やはり、あれは懺悔だったのかもしれない。ずっと長いこと心の奥底に閉じ込めていた叫びを、ようやくなまえは発散することが出来たのだろう。
そしてその相手に自分を選んでくれたというのなら、これは家臣として光栄なことなのかもしれなかった。
そういえば、内密に話があると告げられて、宗茂はここに来たのだ。ならばやはり、今日聞いたことは他言無用にすべきだろう。
主の命は絶対だ。それに、重荷も二人で背負えば少しは楽になる。
「それではなまえ様、手前は失礼を――」
「あ、ちょっと待って、宗茂」
部屋を辞そうとした宗茂を、咄嗟になまえが呼び止めた。ちょいちょいと手招かれるまま、宗茂は彼女の元へ歩み寄る。
そして、次の瞬間、
「ぐっ!?」
不意打ちで腕を引かれ、宗茂は体勢を崩した。
その唇に、ひどく柔らかなものが、触れる。
それが何であるのか理解した瞬間、宗茂は凄まじい勢いで体を退いていた。
「なっ、な、何、何を、な――!!」
「ご褒美よ。もっとすごいことはやり損ねちゃったし」
耳まで真っ赤に染めて、宗茂は口元を押さえた。それとは対照的に、なまえは満面の笑顔を浮かべている。その綺麗すぎる笑顔が、更に宗茂の心をざわつかせる。

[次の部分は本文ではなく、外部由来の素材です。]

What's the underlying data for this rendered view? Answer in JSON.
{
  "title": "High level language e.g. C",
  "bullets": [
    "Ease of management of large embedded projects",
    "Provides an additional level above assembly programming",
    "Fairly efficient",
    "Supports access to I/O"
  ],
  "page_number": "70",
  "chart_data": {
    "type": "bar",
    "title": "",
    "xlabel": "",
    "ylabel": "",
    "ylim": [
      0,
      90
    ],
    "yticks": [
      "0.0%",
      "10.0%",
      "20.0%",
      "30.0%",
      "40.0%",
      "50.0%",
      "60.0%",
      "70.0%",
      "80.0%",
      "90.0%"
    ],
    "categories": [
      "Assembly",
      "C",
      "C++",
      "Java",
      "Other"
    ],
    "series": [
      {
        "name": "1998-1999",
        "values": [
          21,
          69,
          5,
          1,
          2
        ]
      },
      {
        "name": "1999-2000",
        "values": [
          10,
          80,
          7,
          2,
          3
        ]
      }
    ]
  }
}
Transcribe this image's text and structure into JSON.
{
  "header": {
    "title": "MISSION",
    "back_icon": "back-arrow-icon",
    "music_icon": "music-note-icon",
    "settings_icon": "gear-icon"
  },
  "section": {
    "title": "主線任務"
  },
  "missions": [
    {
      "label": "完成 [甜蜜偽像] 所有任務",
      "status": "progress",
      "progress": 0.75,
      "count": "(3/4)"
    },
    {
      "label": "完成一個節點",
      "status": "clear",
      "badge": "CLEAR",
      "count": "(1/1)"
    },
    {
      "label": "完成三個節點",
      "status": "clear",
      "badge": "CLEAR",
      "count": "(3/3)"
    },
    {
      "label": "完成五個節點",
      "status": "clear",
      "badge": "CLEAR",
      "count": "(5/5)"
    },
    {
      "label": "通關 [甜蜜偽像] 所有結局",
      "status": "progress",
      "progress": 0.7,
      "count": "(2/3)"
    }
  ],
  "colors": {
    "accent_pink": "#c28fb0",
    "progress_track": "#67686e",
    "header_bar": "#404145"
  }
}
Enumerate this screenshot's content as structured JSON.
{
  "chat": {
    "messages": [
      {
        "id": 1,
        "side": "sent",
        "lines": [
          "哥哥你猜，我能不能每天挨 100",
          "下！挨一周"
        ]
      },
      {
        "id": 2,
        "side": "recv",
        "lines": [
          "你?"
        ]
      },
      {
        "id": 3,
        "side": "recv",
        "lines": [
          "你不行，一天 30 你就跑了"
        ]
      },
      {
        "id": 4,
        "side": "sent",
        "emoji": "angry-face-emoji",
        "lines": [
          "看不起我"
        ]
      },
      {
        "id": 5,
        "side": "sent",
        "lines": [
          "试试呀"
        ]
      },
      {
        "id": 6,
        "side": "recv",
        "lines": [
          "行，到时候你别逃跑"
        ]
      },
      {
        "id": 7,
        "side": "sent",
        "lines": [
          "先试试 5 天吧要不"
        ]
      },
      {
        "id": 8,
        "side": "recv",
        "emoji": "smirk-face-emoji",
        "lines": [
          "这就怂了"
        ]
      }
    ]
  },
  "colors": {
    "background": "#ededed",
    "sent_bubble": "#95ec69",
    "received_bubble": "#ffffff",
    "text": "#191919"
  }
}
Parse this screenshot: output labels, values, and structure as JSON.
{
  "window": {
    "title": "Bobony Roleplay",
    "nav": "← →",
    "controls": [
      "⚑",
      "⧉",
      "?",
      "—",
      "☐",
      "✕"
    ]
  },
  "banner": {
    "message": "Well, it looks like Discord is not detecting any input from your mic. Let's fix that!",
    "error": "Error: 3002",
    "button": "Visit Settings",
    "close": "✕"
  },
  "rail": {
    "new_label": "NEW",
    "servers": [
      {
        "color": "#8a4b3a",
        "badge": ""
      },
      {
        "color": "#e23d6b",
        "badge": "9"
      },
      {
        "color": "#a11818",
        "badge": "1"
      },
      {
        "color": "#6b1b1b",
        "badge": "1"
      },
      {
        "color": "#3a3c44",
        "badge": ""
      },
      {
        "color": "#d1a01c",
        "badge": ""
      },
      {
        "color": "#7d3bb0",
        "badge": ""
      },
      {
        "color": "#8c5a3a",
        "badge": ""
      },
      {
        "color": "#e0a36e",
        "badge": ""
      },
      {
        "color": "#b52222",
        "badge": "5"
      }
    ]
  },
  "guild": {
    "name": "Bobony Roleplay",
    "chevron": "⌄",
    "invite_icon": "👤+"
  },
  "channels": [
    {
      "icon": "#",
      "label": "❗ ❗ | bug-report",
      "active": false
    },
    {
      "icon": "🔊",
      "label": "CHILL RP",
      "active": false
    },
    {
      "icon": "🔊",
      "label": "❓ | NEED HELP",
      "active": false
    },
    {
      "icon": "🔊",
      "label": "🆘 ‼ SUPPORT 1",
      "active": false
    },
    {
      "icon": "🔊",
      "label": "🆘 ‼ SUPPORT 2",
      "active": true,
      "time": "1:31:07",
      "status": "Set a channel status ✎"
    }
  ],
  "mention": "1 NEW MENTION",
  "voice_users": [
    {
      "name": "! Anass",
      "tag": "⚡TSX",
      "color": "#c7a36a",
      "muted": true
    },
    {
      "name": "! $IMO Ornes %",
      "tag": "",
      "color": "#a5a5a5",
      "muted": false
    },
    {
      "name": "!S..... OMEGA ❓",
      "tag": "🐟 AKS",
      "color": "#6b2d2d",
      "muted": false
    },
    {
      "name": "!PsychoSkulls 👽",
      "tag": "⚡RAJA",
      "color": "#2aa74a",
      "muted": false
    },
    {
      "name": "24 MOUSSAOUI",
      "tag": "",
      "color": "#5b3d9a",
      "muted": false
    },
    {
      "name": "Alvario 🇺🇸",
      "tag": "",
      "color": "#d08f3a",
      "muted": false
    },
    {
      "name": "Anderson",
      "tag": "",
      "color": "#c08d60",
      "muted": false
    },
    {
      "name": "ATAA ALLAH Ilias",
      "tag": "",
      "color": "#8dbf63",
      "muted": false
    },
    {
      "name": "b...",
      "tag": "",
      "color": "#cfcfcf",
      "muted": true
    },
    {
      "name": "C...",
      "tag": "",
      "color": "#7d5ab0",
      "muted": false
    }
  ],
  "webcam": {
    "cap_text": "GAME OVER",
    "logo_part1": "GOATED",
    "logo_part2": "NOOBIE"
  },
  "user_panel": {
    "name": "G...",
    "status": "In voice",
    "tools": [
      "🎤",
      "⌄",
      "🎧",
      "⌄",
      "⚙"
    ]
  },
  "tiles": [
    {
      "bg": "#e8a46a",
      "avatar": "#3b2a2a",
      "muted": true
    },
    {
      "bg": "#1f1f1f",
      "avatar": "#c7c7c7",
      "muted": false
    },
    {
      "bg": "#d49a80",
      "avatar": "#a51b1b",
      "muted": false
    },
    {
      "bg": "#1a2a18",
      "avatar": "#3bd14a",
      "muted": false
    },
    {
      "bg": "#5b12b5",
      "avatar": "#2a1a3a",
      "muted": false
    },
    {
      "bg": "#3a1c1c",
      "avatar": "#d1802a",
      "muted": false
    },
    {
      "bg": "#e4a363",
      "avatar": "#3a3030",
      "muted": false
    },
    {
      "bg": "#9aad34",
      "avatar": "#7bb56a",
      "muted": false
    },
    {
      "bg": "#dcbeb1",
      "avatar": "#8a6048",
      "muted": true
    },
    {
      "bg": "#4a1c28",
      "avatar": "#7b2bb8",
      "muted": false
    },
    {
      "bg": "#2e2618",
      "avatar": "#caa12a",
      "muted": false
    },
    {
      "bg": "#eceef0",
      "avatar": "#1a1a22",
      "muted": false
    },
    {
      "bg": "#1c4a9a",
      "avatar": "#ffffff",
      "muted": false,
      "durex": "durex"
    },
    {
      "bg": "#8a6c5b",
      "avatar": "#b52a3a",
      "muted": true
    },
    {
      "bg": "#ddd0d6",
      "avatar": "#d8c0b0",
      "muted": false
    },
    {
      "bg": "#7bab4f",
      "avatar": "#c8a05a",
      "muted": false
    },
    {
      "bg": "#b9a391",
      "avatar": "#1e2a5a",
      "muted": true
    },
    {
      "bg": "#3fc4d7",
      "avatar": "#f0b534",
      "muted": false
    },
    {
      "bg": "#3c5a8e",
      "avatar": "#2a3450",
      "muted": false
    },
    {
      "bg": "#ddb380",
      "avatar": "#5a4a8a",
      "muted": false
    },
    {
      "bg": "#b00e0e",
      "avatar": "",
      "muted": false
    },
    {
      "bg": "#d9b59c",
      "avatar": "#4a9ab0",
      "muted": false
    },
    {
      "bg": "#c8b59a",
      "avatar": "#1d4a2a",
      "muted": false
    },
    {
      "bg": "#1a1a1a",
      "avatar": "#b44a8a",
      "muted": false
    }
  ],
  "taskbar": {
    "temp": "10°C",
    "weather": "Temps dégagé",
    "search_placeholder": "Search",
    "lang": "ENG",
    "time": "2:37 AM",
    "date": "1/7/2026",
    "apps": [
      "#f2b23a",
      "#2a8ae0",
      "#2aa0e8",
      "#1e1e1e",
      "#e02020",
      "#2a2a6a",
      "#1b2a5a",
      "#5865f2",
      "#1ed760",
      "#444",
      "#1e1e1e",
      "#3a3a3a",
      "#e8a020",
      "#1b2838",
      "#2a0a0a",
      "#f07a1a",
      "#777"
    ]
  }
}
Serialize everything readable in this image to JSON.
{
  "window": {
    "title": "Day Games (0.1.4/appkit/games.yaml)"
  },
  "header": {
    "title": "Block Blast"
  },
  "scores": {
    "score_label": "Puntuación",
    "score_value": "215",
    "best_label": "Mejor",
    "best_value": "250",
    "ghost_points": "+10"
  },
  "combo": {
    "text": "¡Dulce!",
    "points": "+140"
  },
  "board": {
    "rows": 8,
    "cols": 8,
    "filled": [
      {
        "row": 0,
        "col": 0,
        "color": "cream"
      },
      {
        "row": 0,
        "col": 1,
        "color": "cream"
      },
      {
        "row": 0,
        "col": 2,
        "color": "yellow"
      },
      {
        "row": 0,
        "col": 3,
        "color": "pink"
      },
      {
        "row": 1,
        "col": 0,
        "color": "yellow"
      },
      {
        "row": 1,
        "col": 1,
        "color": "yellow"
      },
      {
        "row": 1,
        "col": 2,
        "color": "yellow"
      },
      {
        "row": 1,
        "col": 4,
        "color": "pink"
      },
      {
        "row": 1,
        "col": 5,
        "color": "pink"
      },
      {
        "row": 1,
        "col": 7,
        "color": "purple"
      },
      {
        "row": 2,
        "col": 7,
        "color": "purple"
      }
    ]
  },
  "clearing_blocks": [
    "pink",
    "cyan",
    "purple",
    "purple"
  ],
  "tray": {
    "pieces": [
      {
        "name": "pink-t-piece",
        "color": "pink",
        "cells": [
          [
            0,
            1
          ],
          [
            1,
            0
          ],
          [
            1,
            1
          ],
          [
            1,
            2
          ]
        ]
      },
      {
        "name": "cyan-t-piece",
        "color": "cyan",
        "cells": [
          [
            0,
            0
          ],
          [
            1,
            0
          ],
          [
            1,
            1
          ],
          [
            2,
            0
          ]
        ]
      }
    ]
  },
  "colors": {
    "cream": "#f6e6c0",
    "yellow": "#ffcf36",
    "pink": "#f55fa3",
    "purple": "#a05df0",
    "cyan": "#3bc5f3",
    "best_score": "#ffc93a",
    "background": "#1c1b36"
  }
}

しかし、なまえはそのまま、すっと宗茂の横を通り過ぎた。
「今日は、それで勘弁してあげる。ちょっとはお前の説教も胸に響いたしね」
いつの間に、身繕いを終えていたのか。なまえはそのまま弾むように、部屋を出て行ってしまった。
後に取り残された宗茂は、ただその場で呆けたまま。
――ああ、やはり下手な仏心など出した自分が間違っていたのか。わしの馬鹿馬鹿。
心の中で自分を苛みながら、宗茂は疲れ果てたように、どさりと崩れ落ちた。
廊下を歩くなまえの頬が、自身と同じくらいに紅潮していたことを、今の宗茂はまだ知らない。